O bravo Roberto Carlos conduzia uma tarrafa, e a lançou
ao rio. Talvez tenha sido uma exímia tarrafada, mas a rede ficou
presa nas raízes das árvores ribeirinhas. Desenganchar uma
armadilha desse tipo é perigoso, e requer experiência e habilidade,
pois a pessoa pode enredar-se nas malhas. Um pescador, que se
encontrava providencialmente perto, mergulhou nas fundas e barrentas
águas, e a retirou. Constatei, então, que o Roberto Carlos é um
grande delegado de Polícia, um bom amigo, um piloto de longo curso e
de invulgar competência, mas como pescador é um grande contador de
história.
Grande Poeta!
ResponderExcluirRetratou muito bem o agradável passeio dominical no "Velho Monge".
Grande abraço,
Valério.
Obrigado por suas boas palavras.
ResponderExcluirO passeio foi que foi bom demais.
Um forte abraço,
Elmar
Grande Elmar,
ResponderExcluirQuando falávamos ontem ao telefone, eu me encontrava exatamente atravessando a Chapada Grande, em Regeneração (veja que coincidência!), e a comunicação se interrompeu bruscamente.
Ia justamente lhe dizer que um passeio com Valério e Roberto, para qualquer lugar que seja, é um fantáscito passeio.
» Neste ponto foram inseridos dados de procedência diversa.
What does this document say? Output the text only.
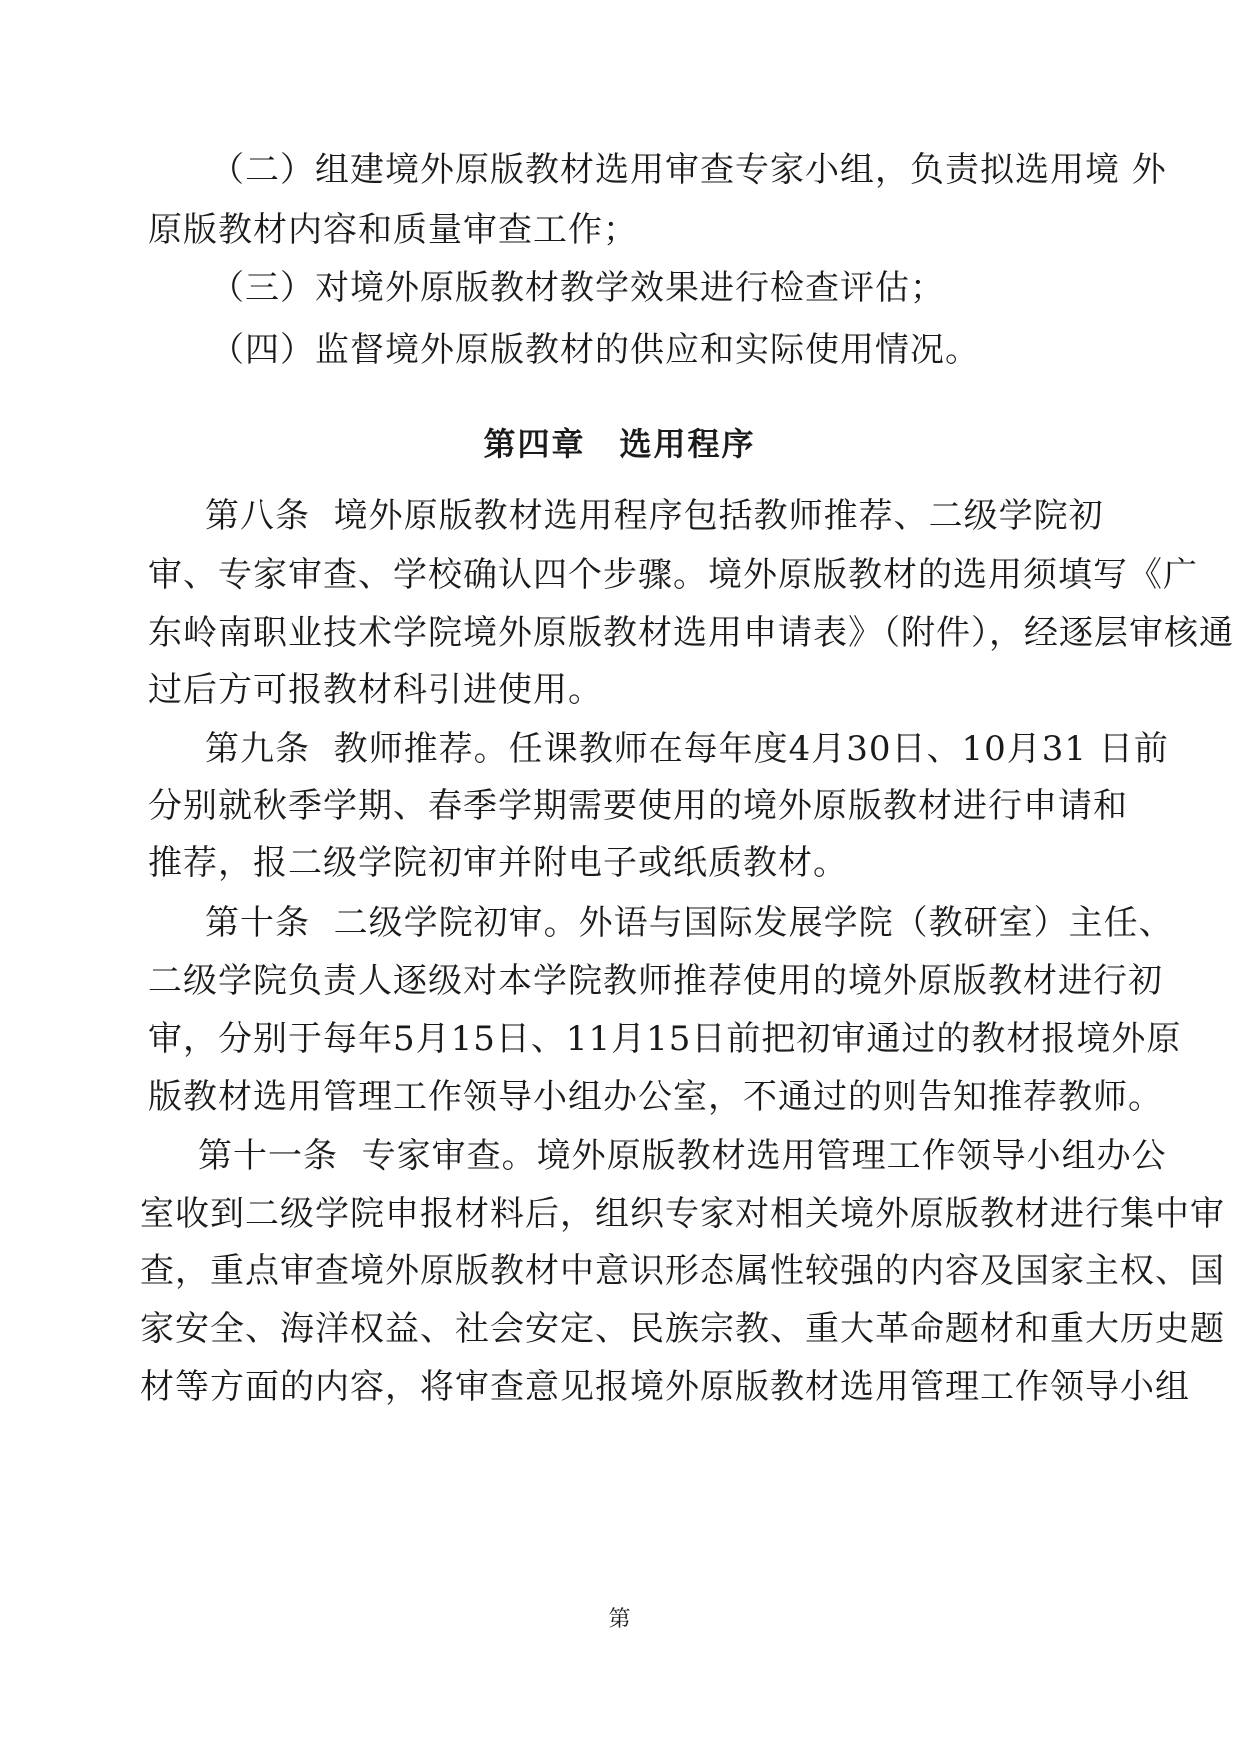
（二）组建境外原版教材选用审查专家小组，负责拟选用境 外
原版教材内容和质量审查工作；
（三）对境外原版教材教学效果进行检查评估；
（四）监督境外原版教材的供应和实际使用情况。
第四章　选用程序
第八条  境外原版教材选用程序包括教师推荐、二级学院初
审、专家审查、学校确认四个步骤。境外原版教材的选用须填写《广
东岭南职业技术学院境外原版教材选用申请表》（附件），经逐层审核通
过后方可报教材科引进使用。
第九条  教师推荐。任课教师在每年度4月30日、10月31 日前
分别就秋季学期、春季学期需要使用的境外原版教材进行申请和
推荐，报二级学院初审并附电子或纸质教材。
第十条  二级学院初审。外语与国际发展学院（教研室）主任、
二级学院负责人逐级对本学院教师推荐使用的境外原版教材进行初
审，分别于每年5月15日、11月15日前把初审通过的教材报境外原
版教材选用管理工作领导小组办公室，不通过的则告知推荐教师。
第十一条  专家审查。境外原版教材选用管理工作领导小组办公
室收到二级学院申报材料后，组织专家对相关境外原版教材进行集中审
查，重点审查境外原版教材中意识形态属性较强的内容及国家主权、国
家安全、海洋权益、社会安定、民族宗教、重大革命题材和重大历史题
材等方面的内容，将审查意见报境外原版教材选用管理工作领导小组
第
Sendo no Velho Monge, então é um deslumbre para os olhos e para os ouvidos.
Gostei muito do seu texto. Em particular, as suas lembranças ocasionais são parênteses que enchem o texto de uma vivacidade impressionante. Vamos combinar para repetir essa dose juntos.
Um grande abraço,
Nazareno Reis
Gostei de sua proposta, amigo Nazareno Reis. Vamos repetir essa ventura/aventura. Sendo você um grande navegante, egresso de Sagres, o reforço será substancial.
ResponderExcluirAbraço,
Elmar
Grande Poeta Elmar, o passei, na minha modesta opinião, foi excelente, precisamos repetir a dose e desta feita com o Nazareno que ficou com água na boca, inclusive ele já participou de uma dessas expedições antes. Fica aqui meu agradecimento por ter me apresentado o Antonio José e o Zé Francisco Marques, pessoas maravilhosas. O texto retratou muito bem o passeio, como não poderia ser diferente.As fotos falam muito, porem o texto foi mais eloquente, pois escrito por um gênio. Agradeço a oportunidade de ter desfrutado da companhia do Poeta. confesso que da próxima vez mostrarei meus dotes de pescador e deixarei de lado o de bebedor. Abraços. Roberto Carlos
ResponderExcluirO passeio foi excelente.E foi ótimo estreitar laços de amizade com pessoas como você e o boa praça Valério. Haveremos de fazer nova expedição. Afinal, como diz o ditado antigo, navegar é preciso, viver não é preciso.